Management VLAN Best Practices in ESXi and Cisco UCS

May 1, 2012 in Systems5 minutes

If you’ve set up an ESXi host, you’ve likely seen this screen:

This allows you to configure which VLAN is used for management. But what does this really do? Time after time I run into very smart engineers that primarily work on virtualization and not as much on the physical networking side - and they miss a few of the networking fundamentals that those of us that were brought up in ROUTE/SWITCH know and love.

Most immediately say that a VLAN trunk is an interface that allows multiple VLANs. In order to set the mood for the article, I’d like to start by offering my official definition for a VLAN trunk.

A VLAN trunk is an interface that allows frames in that have an 802.1q tag on them, and does not strip this tag on frames leaving the interface.

This is the truest definition for a VLAN trunk I can offer. For instance, an access port will strip the 802.1q tag normally on a frame, because most PCs don’t recognize this tag and will drop a tagged frame by nature. A trunk can certainly allow multiple VLANs - most do. However, it doesn’t have to. Take a look at the following Cisco config:

switch(config-int)# switchport mode trunk
switch(config-int)# switchport trunk allowed vlan 50
switch(config-int)# switchport trunk native vlan 50

This interface is absolutely a trunk. If you run “show int trunk” it will show up. By definition, all frames that come in without an 802.1q tag will be placed in VLAN 50. According to our definition, this interface is still a trunk - tagged frames will be sent and received from this interface. However, it’s just allowing the single VLAN (50). Only frames in VLAN 50 will leave the interface, and only frames tagged with that VLAN will be allowed to enter, all other tagged frames will be dropped.

This is an important concept to understand, even when configuring something as simple as ESXi management. Again, lets look at the VLAN configuration page for ESXi:

Many times, a virtualization engineer will hear from their ROUTE/SWITCH counterpart that “the ESXi management VLAN is 2148” - and this language immediately becomes scripture. Without even thinking of what this configuration actually produces on the “wire”, they set the management VLAN here because that’s what the management VLAN is.

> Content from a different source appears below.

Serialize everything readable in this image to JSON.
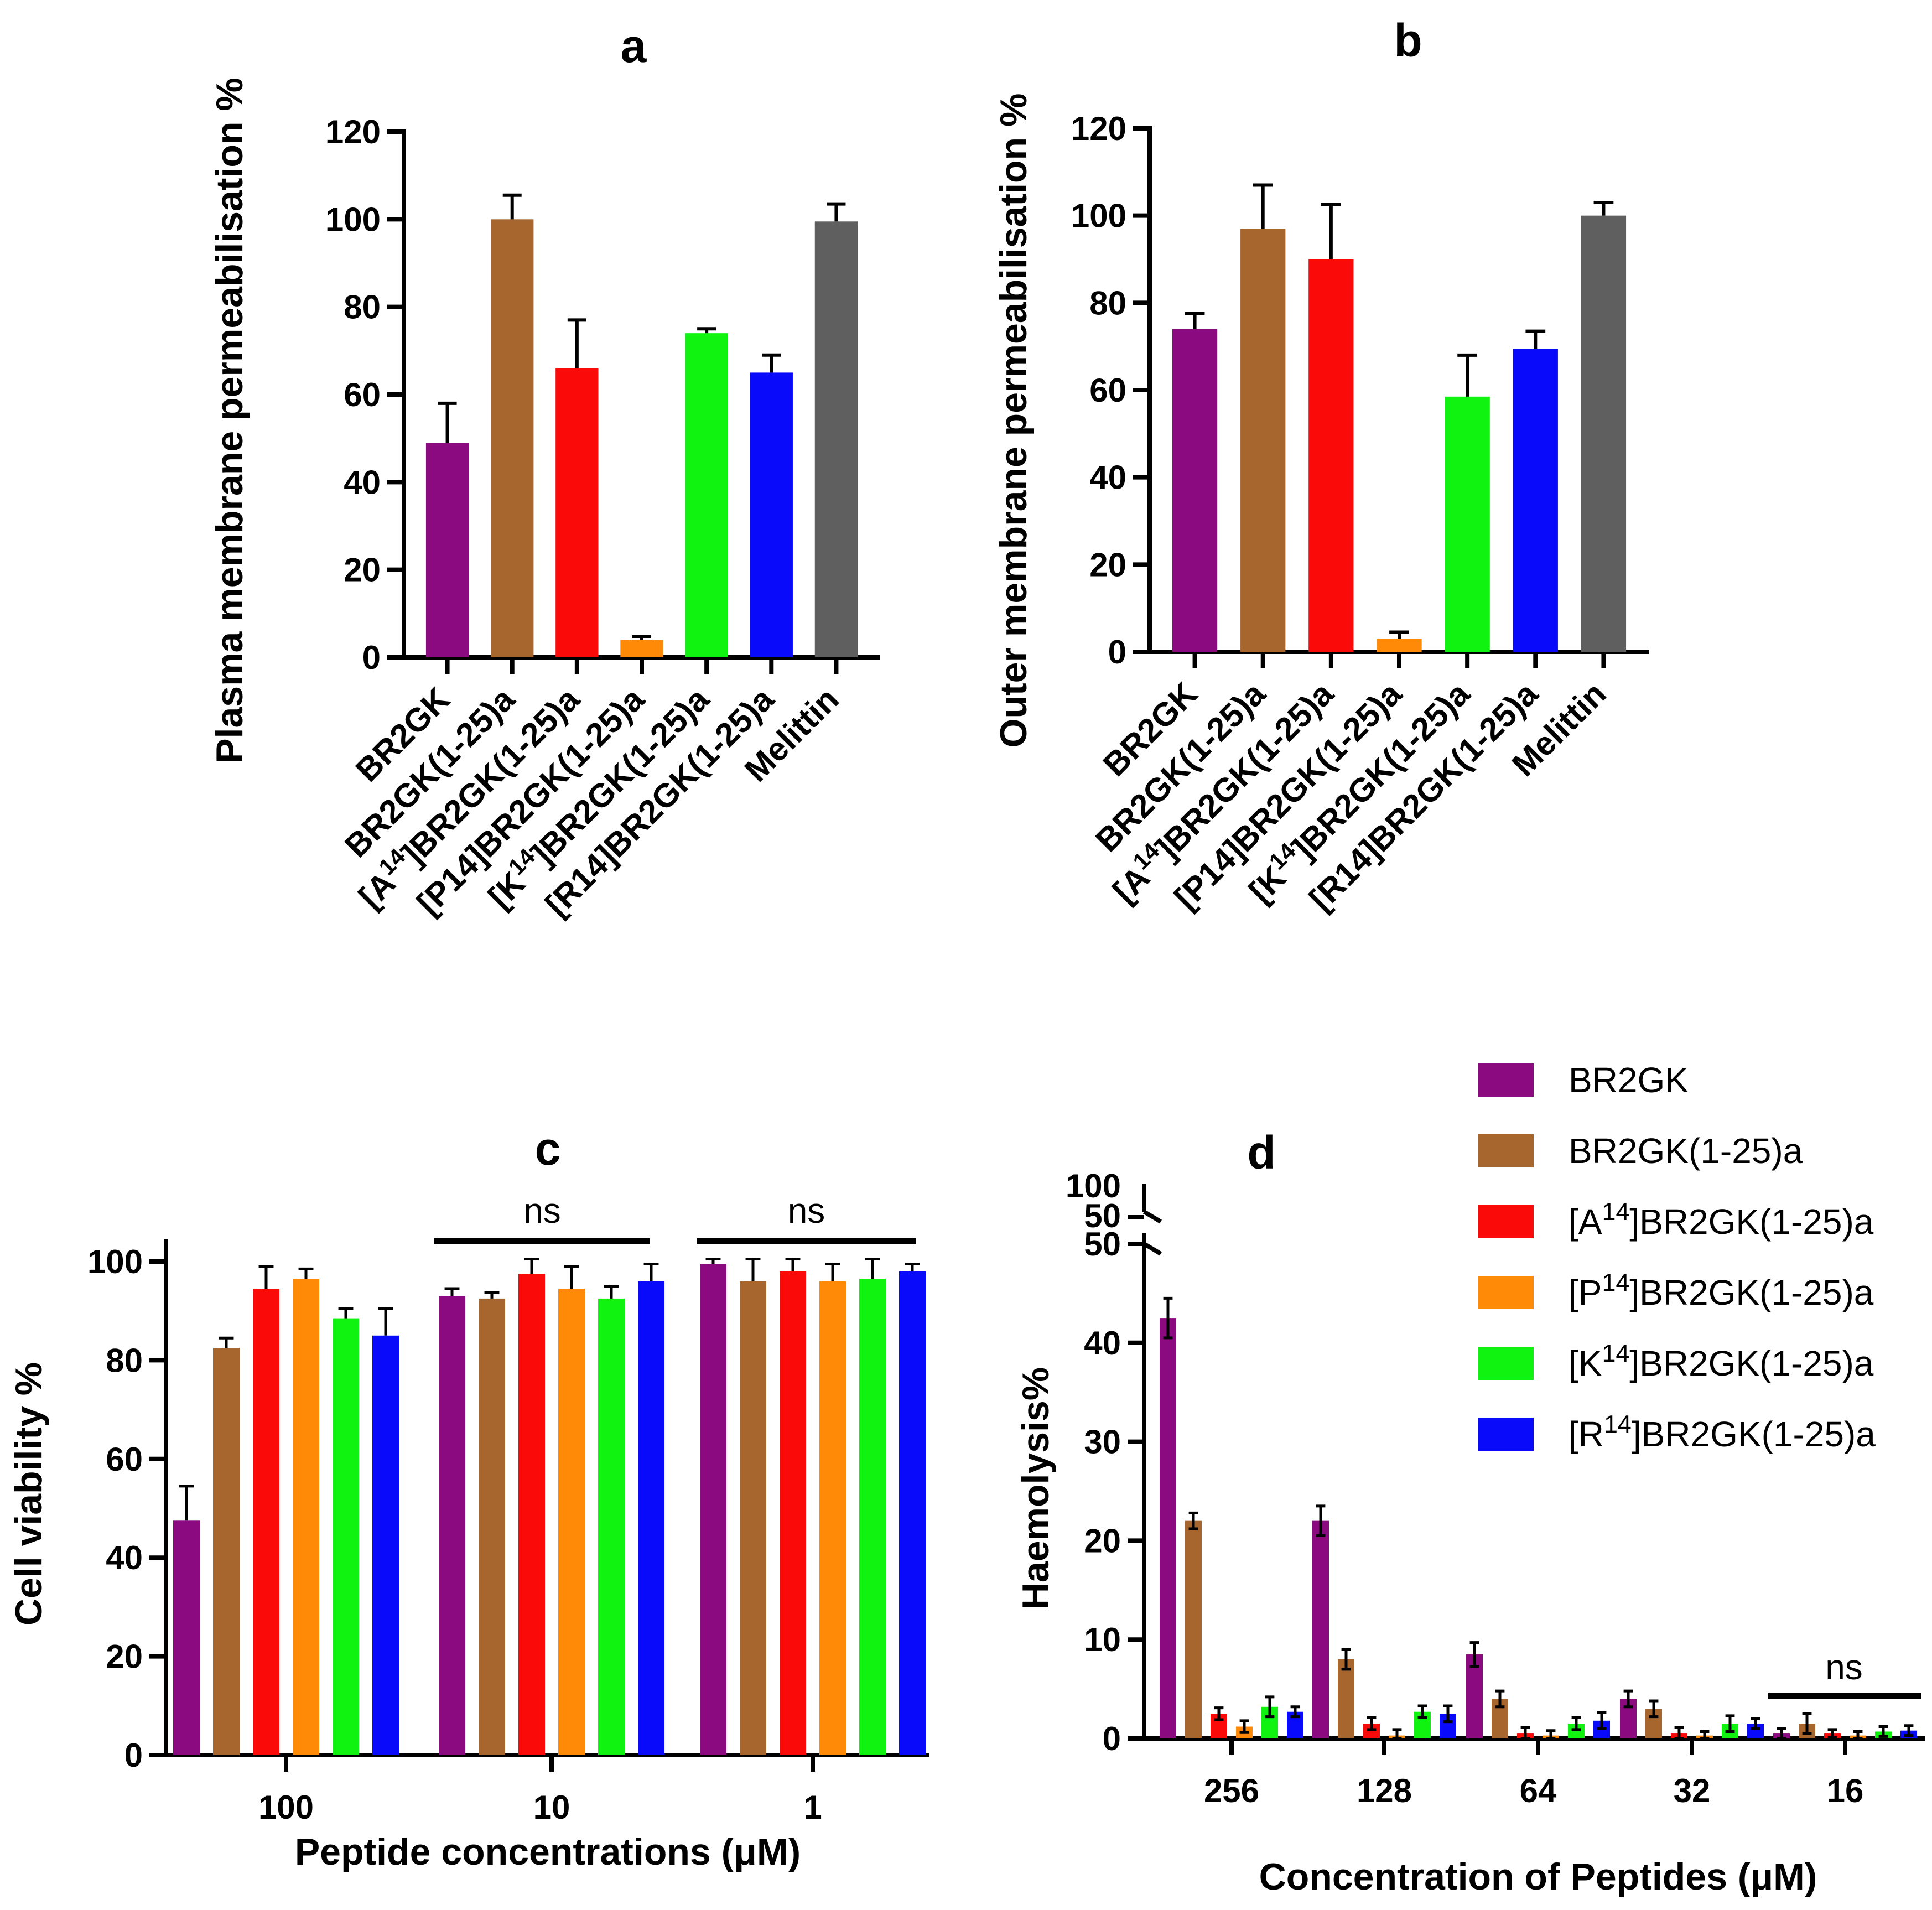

Setting this option in ESXi (and it is optional - for a reason) will do one very important thing. Very similar to a Cisco switch trunk port, it will simply insert an 802.1q tag in all management traffic. Our management vmkernel port is now, by strict definition, a trunk - one that allows only VLAN 2138.

Is this best practice? I’m doing this in a UCS blade but the same applies for physical servers that are plugged in to a physical switchport. In my case, the UCS vNICs are the “switchports” for our host, and the VLAN configuration is changed here.

center

When setting the VLAN tag as shown previously, the above config will not work. Doing this essentially places the vNIC into “access mode”. Remember that we are sending tagged frames from the ESXi host now, and access ports by nature drop all tagged frames. Thus, we will not be able to connect to our host. In order to make this work, you can do one of three things.

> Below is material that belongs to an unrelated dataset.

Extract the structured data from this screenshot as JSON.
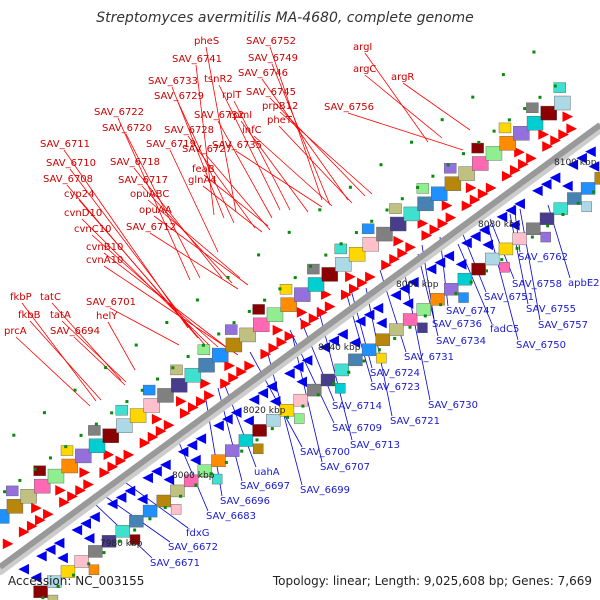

EDIT: This statement is actually not entirely true. I recommend checking out a more recent post of mine that explains the trunk nature of UCS vNICs.

The first option is to select another VLAN. It can be a dummy VLAN, or another management VLAN you wish to expose to that interface on the ESXi host. It’s not uncommon to use the main vSwitch for other network connectivity purposes besides management, so this is a viable option.

The second option is to unset the VLAN ID in ESXi.

Doing this will require you to configure the UCS vNICs as an access port. The configuration shown previously where only one VLAN is selected will accomplish this. This is my personal preference, since it doesn’t require any VLAN tagging, and it’s pretty simple to implement. I typically have vNICs allocated to management and only management, so I don’t mind restricting this to a single VLAN. Understandably, this becomes more difficult with physical NICs that are limited in quantity, so the first option may be preferred there.

The third option is something I stumbled across when exploring the other options. You can keep the VLAN “not set” in ESXi but configure the UCS vNIC as a trunk that only allows that VLAN, similar to the Cisco switchport config shown earlier.

Remember that the native VLAN is where untagged frames that enter a trunk are placed. This will take the frames that enter from the ESXi host - untagged - and place them into VLAN 2148 as intended.

This is one of those cases where bridging the gap between the network and the server is crucial - this doesn’t just apply to simple management traffic, it represents a unified understanding of Datacenter as a whole, including both networking and virtualization, not either one by themselves.